Les réseaux sociaux et internet

Les réseaux sociaux et internet prennent une place de plus en plus importante dans la vie quotidienne des français. C’est un réflexe assez courant chez une mère allaitante d’aller chercher de l’information sur l’allaitement via des sites associatifs, des sites de spécialistes, des blogs, des forums. Les mères échangent entre elles sur les réseaux sociaux. Toutes les raisons invoquées ci-dessus s’y retrouvent et sont débattues. Un nouveau type de  transmission de femme à femme se développe  sur le net et les femmes échangent entre elles leurs solutions et leurs expériences. Le tire-lait est une solution répandue qui s’échange et se transmet de femme à femme.

Elles échangent leurs avis sur les marques et les modèles de tire-lait, recommandent tel ou tel prestataire.

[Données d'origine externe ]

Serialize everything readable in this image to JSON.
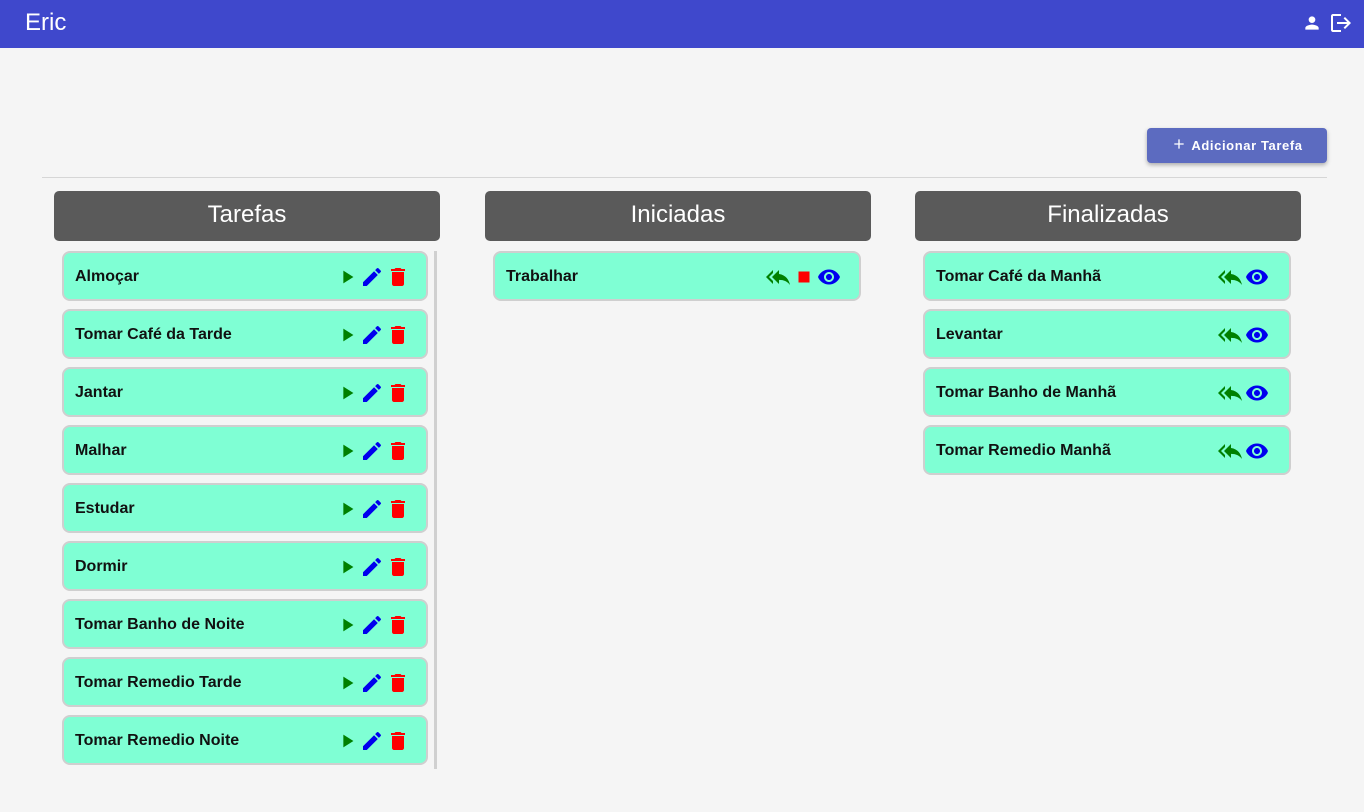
{
  "app": {
    "user_name": "Eric",
    "icons": [
      "user-icon",
      "logout-icon"
    ]
  },
  "toolbar": {
    "add_label": "Adicionar Tarefa"
  },
  "columns": {
    "todo": {
      "title": "Tarefas",
      "items": [
        "Almoçar",
        "Tomar Café da Tarde",
        "Jantar",
        "Malhar",
        "Estudar",
        "Dormir",
        "Tomar Banho de Noite",
        "Tomar Remedio Tarde",
        "Tomar Remedio Noite"
      ],
      "actions": [
        "play-icon",
        "edit-icon",
        "delete-icon"
      ]
    },
    "started": {
      "title": "Iniciadas",
      "items": [
        "Trabalhar"
      ],
      "actions": [
        "reply-all-icon",
        "stop-icon",
        "eye-icon"
      ]
    },
    "done": {
      "title": "Finalizadas",
      "items": [
        "Tomar Café da Manhã",
        "Levantar",
        "Tomar Banho de Manhã",
        "Tomar Remedio Manhã"
      ],
      "actions": [
        "reply-all-icon",
        "eye-icon"
      ]
    }
  },
  "colors": {
    "topbar": "#3f48cc",
    "button": "#5c6bc0",
    "column_header": "#5a5a5a",
    "card": "#7fffd4",
    "play": "#008000",
    "edit": "#0000ee",
    "delete": "#ff0000",
    "eye": "#0000ee",
    "reply": "#008000",
    "stop": "#ff0000"
  }
}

La possibilité offerte par la Sécurité sociale de louer un tire-lait est une chance française que les mères apprécient et elles communiquent entre elles à ce sujet. L’information circule à tel point que parfois c’est la mère qui demande une prescription aux professionnels de santé et non l’inverse comme l’on pourrait s’y attendre.

Le capitalisme

Dans une société capitaliste, le tire-lait est un objet de consommation. Il existe une demande des mères et des professionnels et les fabricants y répondent. La concurrence les oblige à se démarquer les uns les autres et à innover.

Historiquement, c’est dans les pharmacies que les mères louaient des tire lait. Les pharmaciens n’ont pas de formation sur la pratique de l’allaitement et la location de tire-lait ne représente pour eux qu’une activité anecdotique. Seules 4 pharmacies en France sont labélisées « Ami des bébés ».

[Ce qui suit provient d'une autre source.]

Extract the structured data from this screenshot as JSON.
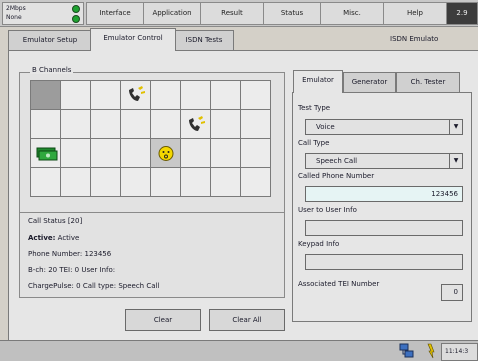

Mais depuis une dizaine d’années, des prestataires spécialisés ont vu le jour : Ils travaillent avec des consultantes en lactation (ce qui est mon cas), proposent des services d’installation et des supports techniques pour aider les mères dans l’utilisation du tire-lait.

Ces prestataires proposent de plus en plus de modèles à la location et parallèlement les fabricants ont amélioré leurs produits. Double pompage, double phases, réglages personnalisables, tailles de téterelles, accessoires…

Les machines ont diminué de volume et gagné en efficacité et en confort. Les mères ne s’y trompent pas et apprécient ces innovations et ces services. Plus une machine répond à ses attentes et plus le service est de qualité, plus la mère sera tentée de prolonger l’expérience.

Ces « mères clientes » satisfaites de leur expérience relayent alors un avis favorable auprès des autres mères de leur entourage ou sur les réseaux sociaux et la demande augmente.

La recherche de l’aliment sain

Le débat sur l’alimentation qui traverse la société française n’épargne pas l’alimentation des bébés. Face à la « malbouffe », l’alimentation « industrielle », les problèmes écologiques et éthiques liés à l’élevage intensif, la société française s’interroge et se remet en question.

Les français s’intéressent de plus en plus à la production bio et locale. Quoi de plus bio et local que le lait maternel ?

Dans cette dynamique-là, même en cas de difficultés ou de reprise du travail, certaines femmes vont se donner beaucoup de mal pour faire en sorte que leur bébé reçoive du lait maternel au sein ou en utilisant un tire lait.

Médicalisation de la naissance et de la maternité

Notre système de santé a  énormément médicalisé la surveillance de la grossesse et la naissance. Les mères passent de façon systématique plusieurs échographies, bilans sanguins, examens complémentaires. Elles accouchent sous monitoring, sont perfusées pendant le travail…

La technique médicale et l’assistance des machines sont utilisées même pour les naissances les plus physiologiques.

Les salles de naissance dites « natures » ou « physiologiques » commencent timidement à voir le jour en France dans certaines maternités remettant en cause cet aspect utra-médicalisé de la naissance. Mais les « maisons de naissances » ou l’accouchement à domicile soulèvent chez les professionnels de santé un vif débat qui prouve que l’opinion publique, une partie des professionnels et les instances officielles tiennent encore à garder un contrôle hospitalier de la maternité.

En 2017, les femmes accouchent donc en très large majorité dans un « bloc d’accouchement », rempli de machines et d’accessoires techniques. Cela laisse à penser aux femmes qu’il est risqué d’accoucher seule sans aide médicale et technique. Que leur corps, même s’il est physiologiquement et génétiquement programmé pour cela, doit être assisté et contrôlé par des machines pour éviter tout risque.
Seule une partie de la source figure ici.